La question de la façon dont on se proclame autochtone va permettre de montrer l’expression de la mondialisation. Il faut dégager le peuple autochtone de l’histoire pour rendre possible le rapprochement de l’origine et du présent.
Pour cela, il faut 2 repères extérieurs. Tout d’abord le repère de l’histoire des autres, et ensuite le repère spatial des marges de l’écoumène. Les peuples s’inscrivent ainsi dans la mondialité par la nature même de leur être.

Il reste toujours pour autant difficile à définir comme le montre l’exemple de l’Inde. L’autochtonie a été fixée par la catégorie de tribus avec la colonisation britannique. Mais il y a des niveaux différents de capacité à l’auto-identification. Il est par conséquent difficile de trouver le premier enraciné.

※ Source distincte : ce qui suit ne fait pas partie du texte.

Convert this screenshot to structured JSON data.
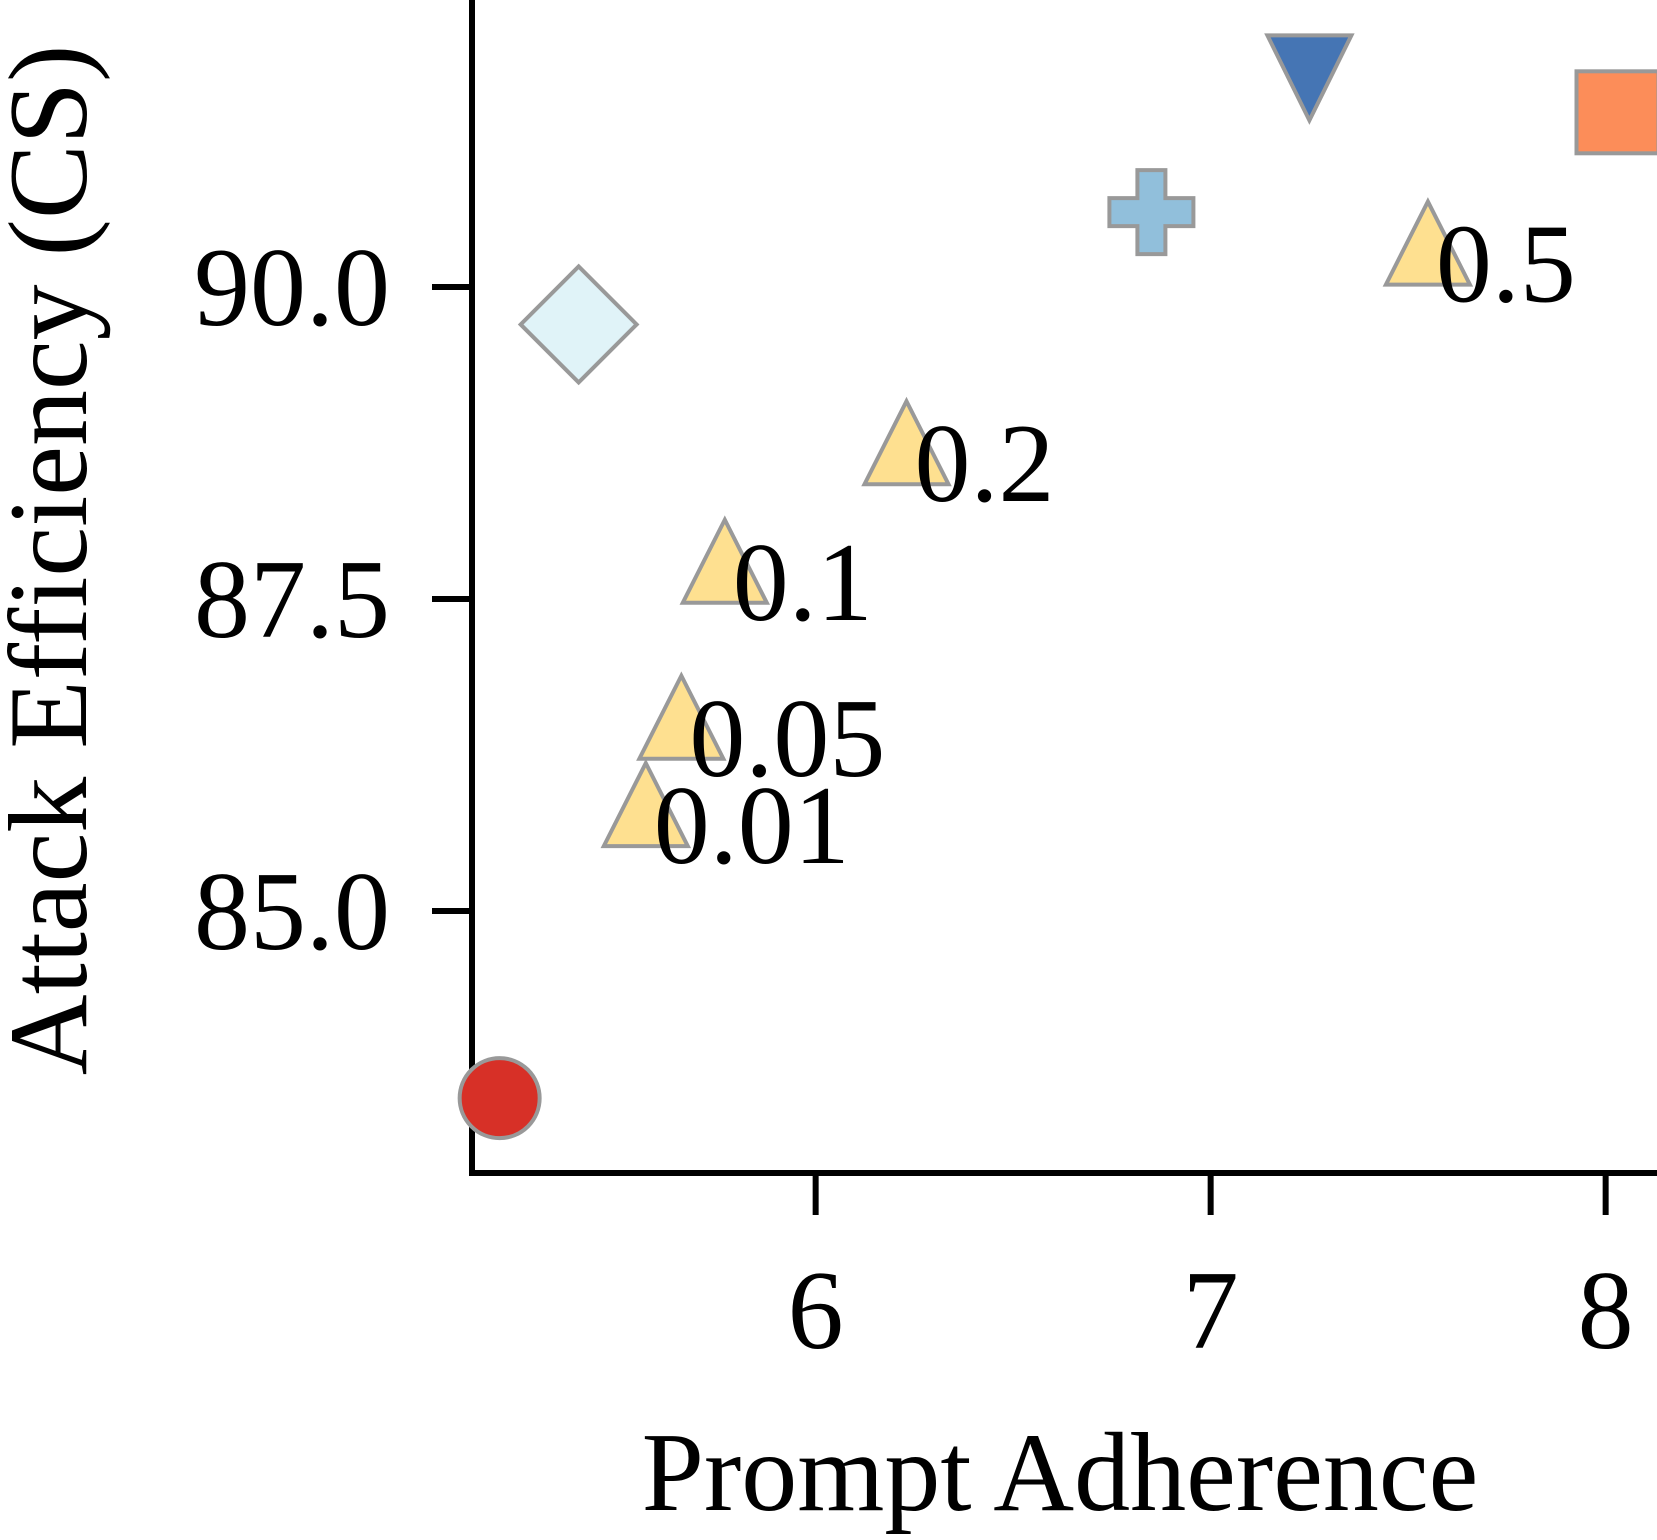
{
  "chart_data": {
    "type": "scatter",
    "xlabel": "Prompt Adherence",
    "ylabel": "Attack Efficiency (CS)",
    "xlim": [
      5.13,
      8.13
    ],
    "ylim": [
      82.9,
      92.3
    ],
    "xticks": [
      "6",
      "7",
      "8"
    ],
    "yticks": [
      "85.0",
      "87.5",
      "90.0"
    ],
    "grid": false,
    "points": [
      {
        "x": 5.2,
        "y": 83.5,
        "marker": "circle",
        "color": "#d73027"
      },
      {
        "x": 5.4,
        "y": 89.7,
        "marker": "diamond",
        "color": "#e0f3f8"
      },
      {
        "x": 6.85,
        "y": 90.6,
        "marker": "plus",
        "color": "#91bfdb"
      },
      {
        "x": 7.25,
        "y": 91.6,
        "marker": "triangle-down",
        "color": "#4575b4"
      },
      {
        "x": 8.03,
        "y": 91.4,
        "marker": "square",
        "color": "#fc8d59"
      }
    ],
    "series": [
      {
        "marker": "triangle-up",
        "color": "#fee090",
        "points": [
          {
            "x": 5.57,
            "y": 85.8,
            "label": "0.01"
          },
          {
            "x": 5.66,
            "y": 86.5,
            "label": "0.05"
          },
          {
            "x": 5.77,
            "y": 87.75,
            "label": "0.1"
          },
          {
            "x": 6.23,
            "y": 88.7,
            "label": "0.2"
          },
          {
            "x": 7.55,
            "y": 90.3,
            "label": "0.5"
          }
        ]
      }
    ],
    "colors": {
      "marker_edge": "#999999",
      "axis": "#000000"
    }
  }
}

Le lieu de l’autochtonie est un lieu du monde à plusieurs titres. D’abord car les autochtones préservent un témoignage primordial de l’humanité. Ensuite, c’est un lieu du monde au titre de la morale comme le principe des « droits » le suggère. Enfin, ils incarnent un modèle de l’éco-responsabilité exemplaire.
Ainsi, l’autochtonie donne une allure de découverte inversée. C’est un contre-modèle à la mondialisation qui est issu de la mondialisation.
On observe une convergence vers la « responsabilité » dans les lieux de la mondialisation.

L’autochtonie est porteuse d’une alternative à l’ordre mondial : par le respect du contrat naturel, et par une relation contractuelle avec tous les types de partenaires non hiérarchisés et changeants selon les problèmes à traiter.

Le chapitre montre bien que la mondialisation n’est pas forcément là où on le croit. L’auteur insiste sur les peuples autochtones mais articule avec une relation à l’espace. Il ne conçoit pas l’espace sans les peuples. Il arrive ainsi à montrer comment cet espace qu’est le Nunavut peut être un lieu de la mondialisation. La démonstration est convaincante et efficace mais le Nunavut est finalement très peu décrit. L’auteur utilise très peu dans son raisonnement de références au Nunavut. Il cherche très vite à généraliser pour montrer que son exemple du Nunavut n’est qu’un cas particulier et que son objectif est de montrer que les lieux de l’autochtonie sont des lieux de la mondialisation. Il est intéressant de contaster que pour démontrer son affirmation, l’auteur explique surtout en quoi les populations autochtones dans leur espace sont indispensables au monde et donc à la mondialisation.